3WiseWomen · 10/02/2016 21:18

Having said that, when dc1 talks about his PE lesssons, it's all about competting and being the best than everyone else (so beating the opposite team at football, being the fastest on the cross circuits etc etc).
It seems that 'winning' and 'being the best' can't be disociated from 'doing PE' Hmm :(

TrashPanda · 10/02/2016 21:18

I genuinely just started thinking about whether I had mixed PE lessons at school and whether it had an effect on my participation levels. Thinking no, pretty sure I never had a mixed PE lesson...couple of seconds later I finally remember I went to an all girls school twat Blush

NickiFury · 10/02/2016 21:19

I absolutely hated PE with the boys and so did all my friends.
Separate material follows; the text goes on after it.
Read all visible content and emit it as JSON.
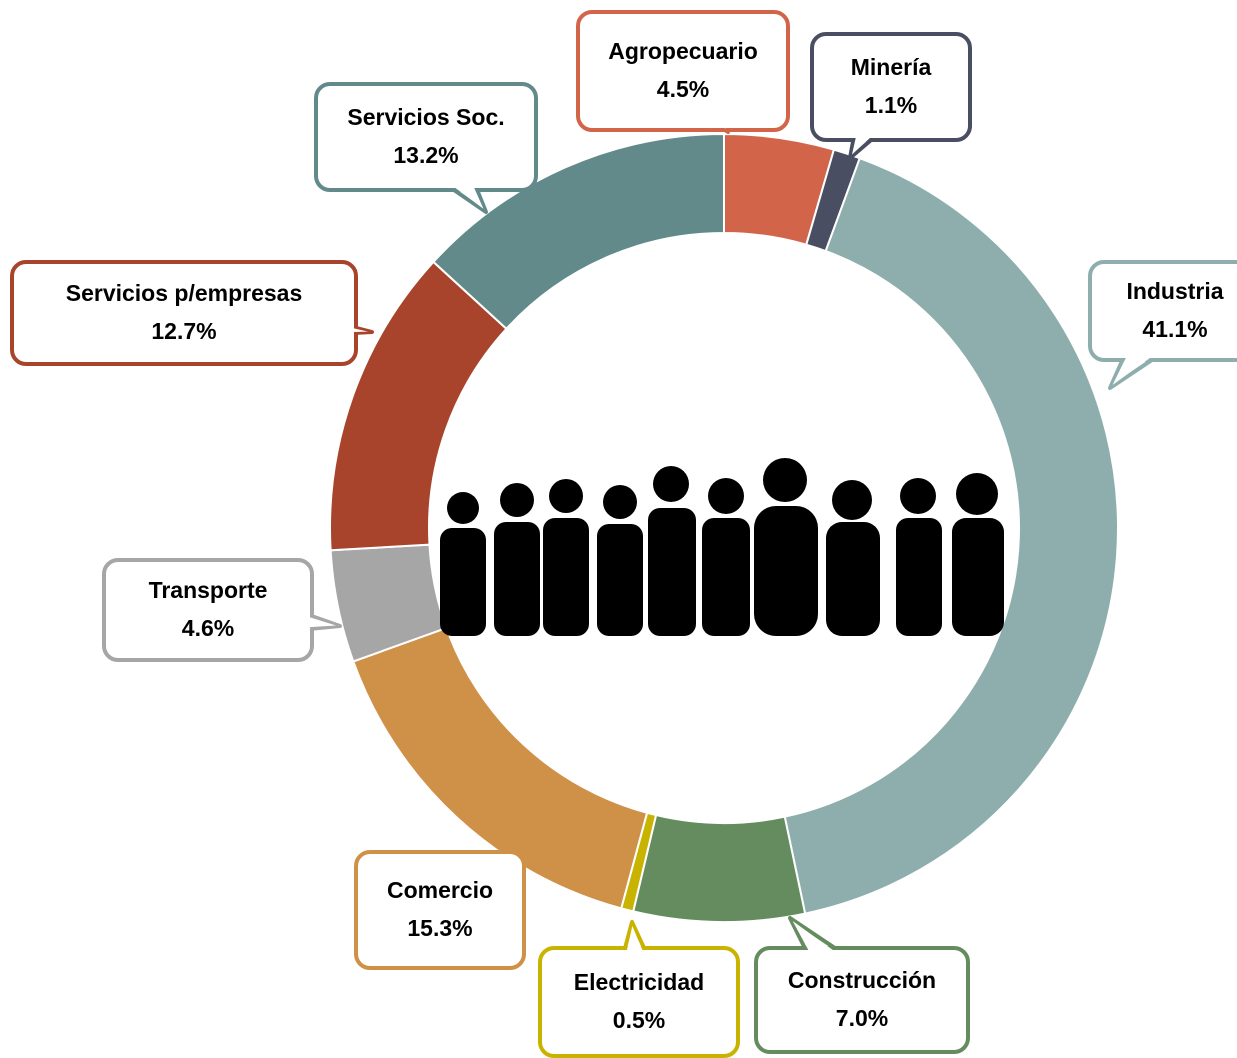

We didn't try, there was no point, we could never win. Some of the girls could compete and get right into the indoor hockey melee and good for them but they were definitely in the minority. PE was just to be endured. We got nothing out of it whatsoever.

tinofbiscuits · 10/02/2016 21:22

We had single-sex PE in the 80s. I'd have liked to have had a go at the traditionally boys' sports. It wouldn't have bothered me at all to have mixed PE lessons. All the other lessons were mixed. It would have been good to not have to wait to be picked by the sporty queen bee types and have a laugh instead!

Schwabischeweihnachtskanne · 10/02/2016 21:24

Nikki I felt like that about PE but I went to a girls' school - it wasn't anything to do with boys, just to do with not being one of the ones who always won/ was fastest at everything... Mixed PE lessons would only make this worse if the boys and girls are competing against each other in the 1:1 sports, rather than simply training in parallel and playing non contact team sports together.

MetalMidget · 10/02/2016 21:25

When I was at secondary school in the 90s, a good chunk of the sports were separate (boys did football, rugby and cricket, girls did netball, hockey and rounders), others were mixed (athletics, tennis, badminton, gymnastics and swimming). Basically the team sports were kept single sex, the more individual sports were mixed.

I fucking hated them all, but particularly the team sports.

Lurkedforever1 · 10/02/2016 21:26

Good point schwab. My height, fitness and build gave me advantages in sports I wasn't even that good at, as it does dd.

Westielove · 10/02/2016 21:26

I went to a mixed school which did single sex PE, although I did have a couple of mixed classes. I hated PE enough with just the girls, it was hell with the boys (although they were all very sporty which probably didn't help). I didn't realise some schools do it differently.